Harry Lee (sheriff) - Background

Background

Lee died five days after returning from M.D. Anderson Cancer Center in Houston for his latest round of treatment for leukemia.

His death came less than three weeks before he hoped to win an eighth term in office. Lee had qualified to run in the October 20 primary against Harahan Police Chief Peter Dale and contractor Julio Castillo. State law requires qualifying to reopen if a candidate dies before the election is held.

Lee was re-elected regularly by huge margins even as he managed to become embroiled in controversy. Defying every notion of political good sense, he unabashedly - and often indelicately - took stands considered taboo by most politicians. His shoot-from-the-hip style often made his closest advisers cringe even as it endeared him to voters.

"I think people like me because I do a good job and because I tell it like it is", he once said. "If you ask me something, I'll give you an answer, straight up. People may not like it, but I'm not going to sugarcoat it."
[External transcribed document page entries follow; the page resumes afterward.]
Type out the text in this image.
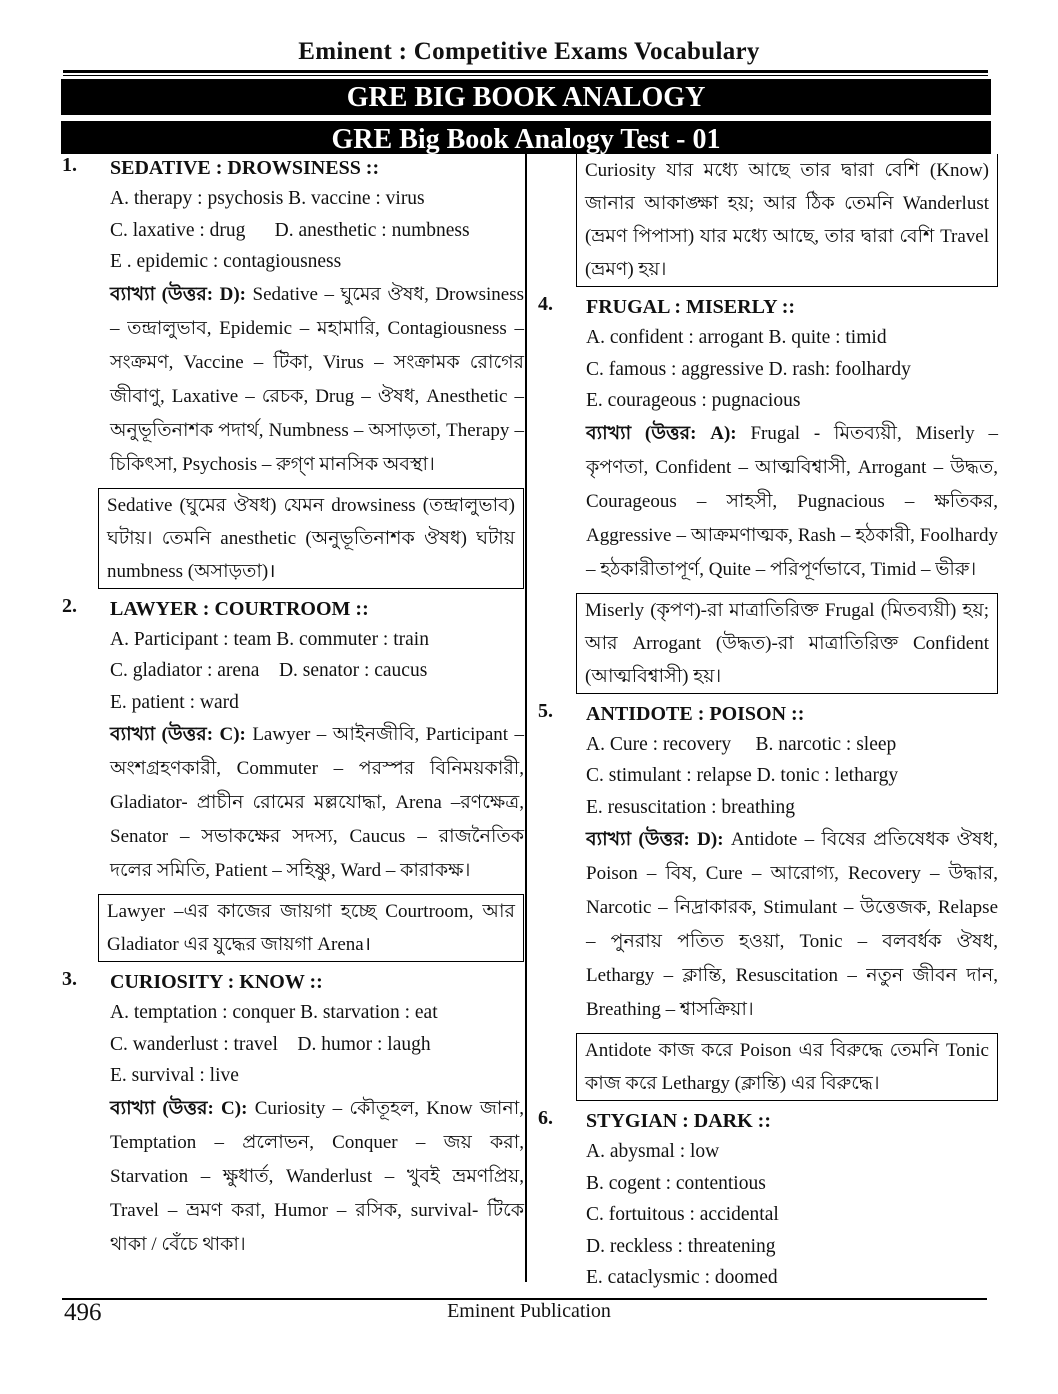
Eminent : Competitive Exams Vocabulary
GRE BIG BOOK ANALOGY
GRE Big Book Analogy Test - 01
1. SEDATIVE : DROWSINESS ::
A. therapy : psychosis B. vaccine : virus
C. laxative : drug      D. anesthetic : numbness
E . epidemic : contagiousness
ব্যাখ্যা (উত্তর: D): Sedative – ঘুমের ঔষধ, Drowsiness – তন্দ্রালুভাব, Epidemic – মহামারি, Contagiousness – সংক্রমণ, Vaccine – টিকা, Virus – সংক্রামক রোগের জীবাণু, Laxative – রেচক, Drug – ঔষধ, Anesthetic – অনুভূতিনাশক পদার্থ, Numbness – অসাড়তা, Therapy – চিকিৎসা, Psychosis – রুগ্ণ মানসিক অবস্থা।
Sedative (ঘুমের ঔষধ) যেমন drowsiness (তন্দ্রালুভাব) ঘটায়। তেমনি anesthetic (অনুভূতিনাশক ঔষধ) ঘটায় numbness (অসাড়তা)।
2. LAWYER : COURTROOM ::
A. Participant : team B. commuter : train
C. gladiator : arena    D. senator : caucus
E. patient : ward
ব্যাখ্যা (উত্তর: C): Lawyer – আইনজীবি, Participant – অংশগ্রহণকারী, Commuter – পরস্পর বিনিময়কারী, Gladiator- প্রাচীন রোমের মল্লযোদ্ধা, Arena –রণক্ষেত্র, Senator – সভাকক্ষের সদস্য, Caucus – রাজনৈতিক দলের সমিতি, Patient – সহিষ্ণু, Ward – কারাকক্ষ।
Lawyer –এর কাজের জায়গা হচ্ছে Courtroom, আর Gladiator এর যুদ্ধের জায়গা Arena।
3. CURIOSITY : KNOW ::
A. temptation : conquer B. starvation : eat
C. wanderlust : travel    D. humor : laugh
E. survival : live
ব্যাখ্যা (উত্তর: C): Curiosity – কৌতূহল, Know জানা, Temptation – প্রলোভন, Conquer – জয় করা, Starvation – ক্ষুধার্ত, Wanderlust – খুবই ভ্রমণপ্রিয়, Travel – ভ্রমণ করা, Humor – রসিক, survival- টিকে থাকা / বেঁচে থাকা।
Curiosity যার মধ্যে আছে তার দ্বারা বেশি (Know) জানার আকাঙ্ক্ষা হয়; আর ঠিক তেমনি Wanderlust (ভ্রমণ পিপাসা) যার মধ্যে আছে, তার দ্বারা বেশি Travel (ভ্রমণ) হয়।
4. FRUGAL : MISERLY ::
A. confident : arrogant B. quite : timid
C. famous : aggressive D. rash: foolhardy
E. courageous : pugnacious
ব্যাখ্যা (উত্তর: A): Frugal - মিতব্যয়ী, Miserly – কৃপণতা, Confident – আত্মবিশ্বাসী, Arrogant – উদ্ধত, Courageous – সাহসী, Pugnacious – ক্ষতিকর, Aggressive – আক্রমণাত্মক, Rash – হঠকারী, Foolhardy – হঠকারীতাপূর্ণ, Quite – পরিপূর্ণভাবে, Timid – ভীরু।
Miserly (কৃপণ)-রা মাত্রাতিরিক্ত Frugal (মিতব্যয়ী) হয়; আর Arrogant (উদ্ধত)-রা মাত্রাতিরিক্ত Confident (আত্মবিশ্বাসী) হয়।
5. ANTIDOTE : POISON ::
A. Cure : recovery     B. narcotic : sleep
C. stimulant : relapse D. tonic : lethargy
E. resuscitation : breathing
ব্যাখ্যা (উত্তর: D): Antidote – বিষের প্রতিষেধক ঔষধ, Poison – বিষ, Cure – আরোগ্য, Recovery – উদ্ধার, Narcotic – নিদ্রাকারক, Stimulant – উত্তেজক, Relapse – পুনরায় পতিত হওয়া, Tonic – বলবর্ধক ঔষধ, Lethargy – ক্লান্তি, Resuscitation – নতুন জীবন দান, Breathing – শ্বাসক্রিয়া।
Antidote কাজ করে Poison এর বিরুদ্ধে তেমনি Tonic কাজ করে Lethargy (ক্লান্তি) এর বিরুদ্ধে।
6. STYGIAN : DARK ::
A. abysmal : low
B. cogent : contentious
C. fortuitous : accidental
D. reckless : threatening
E. cataclysmic : doomed
496	Eminent Publication
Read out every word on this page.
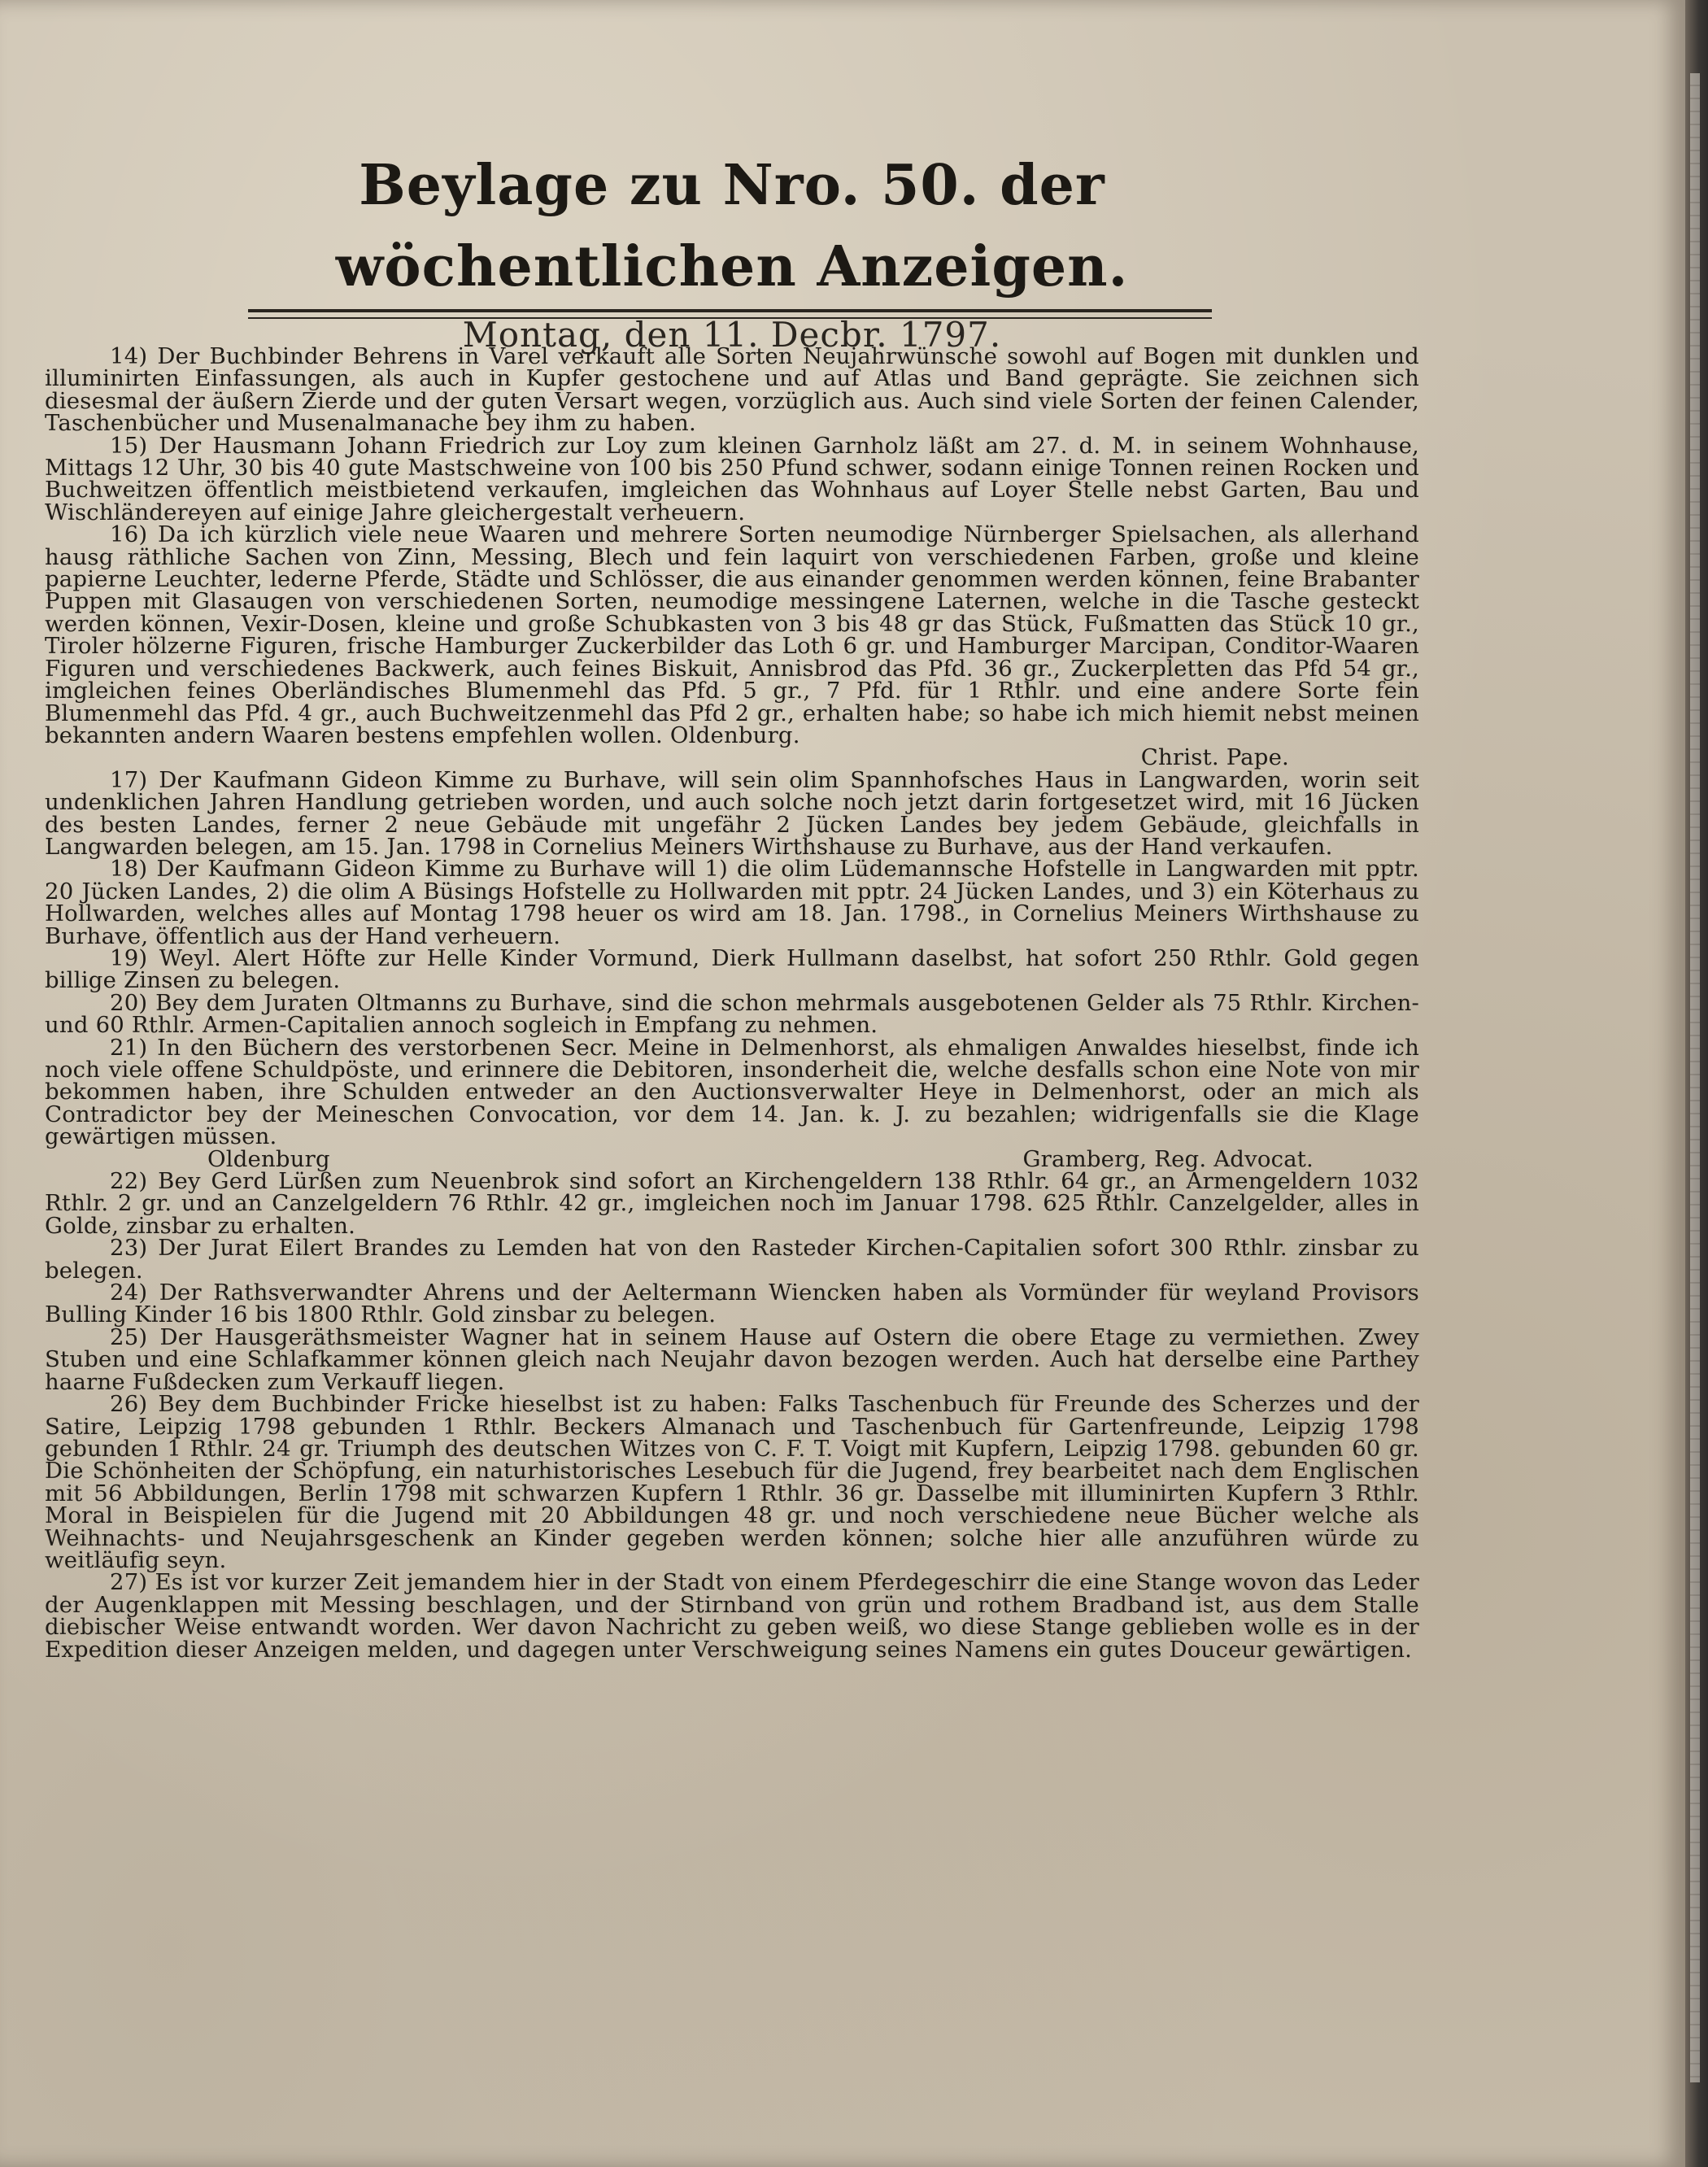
Beylage zu Nro. 50. der wöchentlichen Anzeigen.

Montag, den 11. Decbr. 1797.

14) Der Buchbinder Behrens in Varel verkauft alle Sorten Neujahrwünsche sowohl auf Bogen mit dunklen und illuminirten Einfassungen, als auch in Kupfer gestochene und auf Atlas und Band geprägte. Sie zeichnen sich diesesmal der äußern Zierde und der guten Versart wegen, vorzüglich aus. Auch sind viele Sorten der feinen Calender, Taschenbücher und Musenalmanache bey ihm zu haben.

15) Der Hausmann Johann Friedrich zur Loy zum kleinen Garnholz läßt am 27. d. M. in seinem Wohnhause, Mittags 12 Uhr, 30 bis 40 gute Mastschweine von 100 bis 250 Pfund schwer, sodann einige Tonnen reinen Rocken und Buchweitzen öffentlich meistbietend verkaufen, imgleichen das Wohnhaus auf Loyer Stelle nebst Garten, Bau und Wischländereyen auf einige Jahre gleichergestalt verheuern.

16) Da ich kürzlich viele neue Waaren und mehrere Sorten neumodige Nürnberger Spielsachen, als allerhand hausg räthliche Sachen von Zinn, Messing, Blech und fein laquirt von verschiedenen Farben, große und kleine papierne Leuchter, lederne Pferde, Städte und Schlösser, die aus einander genommen werden können, feine Brabanter Puppen mit Glasaugen von verschiedenen Sorten, neumodige messingene Laternen, welche in die Tasche gesteckt werden können, Vexir-Dosen, kleine und große Schubkasten von 3 bis 48 gr das Stück, Fußmatten das Stück 10 gr., Tiroler hölzerne Figuren, frische Hamburger Zuckerbilder das Loth 6 gr. und Hamburger Marcipan, Conditor-Waaren Figuren und verschiedenes Backwerk, auch feines Biskuit, Annisbrod das Pfd. 36 gr., Zuckerpletten das Pfd 54 gr., imgleichen feines Oberländisches Blumenmehl das Pfd. 5 gr., 7 Pfd. für 1 Rthlr. und eine andere Sorte fein Blumenmehl das Pfd. 4 gr., auch Buchweitzenmehl das Pfd 2 gr., erhalten habe; so habe ich mich hiemit nebst meinen bekannten andern Waaren bestens empfehlen wollen. Oldenburg.

Christ. Pape.

17) Der Kaufmann Gideon Kimme zu Burhave, will sein olim Spannhofsches Haus in Langwarden, worin seit undenklichen Jahren Handlung getrieben worden, und auch solche noch jetzt darin fortgesetzet wird, mit 16 Jücken des besten Landes, ferner 2 neue Gebäude mit ungefähr 2 Jücken Landes bey jedem Gebäude, gleichfalls in Langwarden belegen, am 15. Jan. 1798 in Cornelius Meiners Wirthshause zu Burhave, aus der Hand verkaufen.

18) Der Kaufmann Gideon Kimme zu Burhave will 1) die olim Lüdemannsche Hofstelle in Langwarden mit pptr. 20 Jücken Landes, 2) die olim A Büsings Hofstelle zu Hollwarden mit pptr. 24 Jücken Landes, und 3) ein Köterhaus zu Hollwarden, welches alles auf Montag 1798 heuer os wird am 18. Jan. 1798., in Cornelius Meiners Wirthshause zu Burhave, öffentlich aus der Hand verheuern.

19) Weyl. Alert Höfte zur Helle Kinder Vormund, Dierk Hullmann daselbst, hat sofort 250 Rthlr. Gold gegen billige Zinsen zu belegen.

20) Bey dem Juraten Oltmanns zu Burhave, sind die schon mehrmals ausgebotenen Gelder als 75 Rthlr. Kirchen- und 60 Rthlr. Armen-Capitalien annoch sogleich in Empfang zu nehmen.

21) In den Büchern des verstorbenen Secr. Meine in Delmenhorst, als ehmaligen Anwaldes hieselbst, finde ich noch viele offene Schuldpöste, und erinnere die Debitoren, insonderheit die, welche desfalls schon eine Note von mir bekommen haben, ihre Schulden entweder an den Auctionsverwalter Heye in Delmenhorst, oder an mich als Contradictor bey der Meineschen Convocation, vor dem 14. Jan. k. J. zu bezahlen; widrigenfalls sie die Klage gewärtigen müssen.

Oldenburg	Gramberg, Reg. Advocat.

22) Bey Gerd Lürßen zum Neuenbrok sind sofort an Kirchengeldern 138 Rthlr. 64 gr., an Armengeldern 1032 Rthlr. 2 gr. und an Canzelgeldern 76 Rthlr. 42 gr., imgleichen noch im Januar 1798. 625 Rthlr. Canzelgelder, alles in Golde, zinsbar zu erhalten.

23) Der Jurat Eilert Brandes zu Lemden hat von den Rasteder Kirchen-Capitalien sofort 300 Rthlr. zinsbar zu belegen.

24) Der Rathsverwandter Ahrens und der Aeltermann Wiencken haben als Vormünder für weyland Provisors Bulling Kinder 16 bis 1800 Rthlr. Gold zinsbar zu belegen.

25) Der Hausgeräthsmeister Wagner hat in seinem Hause auf Ostern die obere Etage zu vermiethen. Zwey Stuben und eine Schlafkammer können gleich nach Neujahr davon bezogen werden. Auch hat derselbe eine Parthey haarne Fußdecken zum Verkauff liegen.

26) Bey dem Buchbinder Fricke hieselbst ist zu haben: Falks Taschenbuch für Freunde des Scherzes und der Satire, Leipzig 1798 gebunden 1 Rthlr. Beckers Almanach und Taschenbuch für Gartenfreunde, Leipzig 1798 gebunden 1 Rthlr. 24 gr. Triumph des deutschen Witzes von C. F. T. Voigt mit Kupfern, Leipzig 1798. gebunden 60 gr. Die Schönheiten der Schöpfung, ein naturhistorisches Lesebuch für die Jugend, frey bearbeitet nach dem Englischen mit 56 Abbildungen, Berlin 1798 mit schwarzen Kupfern 1 Rthlr. 36 gr. Dasselbe mit illuminirten Kupfern 3 Rthlr. Moral in Beispielen für die Jugend mit 20 Abbildungen 48 gr. und noch verschiedene neue Bücher welche als Weihnachts- und Neujahrsgeschenk an Kinder gegeben werden können; solche hier alle anzuführen würde zu weitläufig seyn.

27) Es ist vor kurzer Zeit jemandem hier in der Stadt von einem Pferdegeschirr die eine Stange wovon das Leder der Augenklappen mit Messing beschlagen, und der Stirnband von grün und rothem Bradband ist, aus dem Stalle diebischer Weise entwandt worden. Wer davon Nachricht zu geben weiß, wo diese Stange geblieben wolle es in der Expedition dieser Anzeigen melden, und dagegen unter Verschweigung seines Namens ein gutes Douceur gewärtigen.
One of Mr. Lee's most famous assaults on political sensibilities came in 1986 when he ordered his deputies, in the wake of a suburban crime spree, to stop black men for no reason other than driving "rinky-dink cars" in predominantly white neighborhoods. The order, later rescinded, prompted calls for his immediate resignation and landed him in the national news. Years later, he said he really didn't understand what all the fuss was about and blamed the news media for blowing his order - which he called "good police practice" - out of proportion.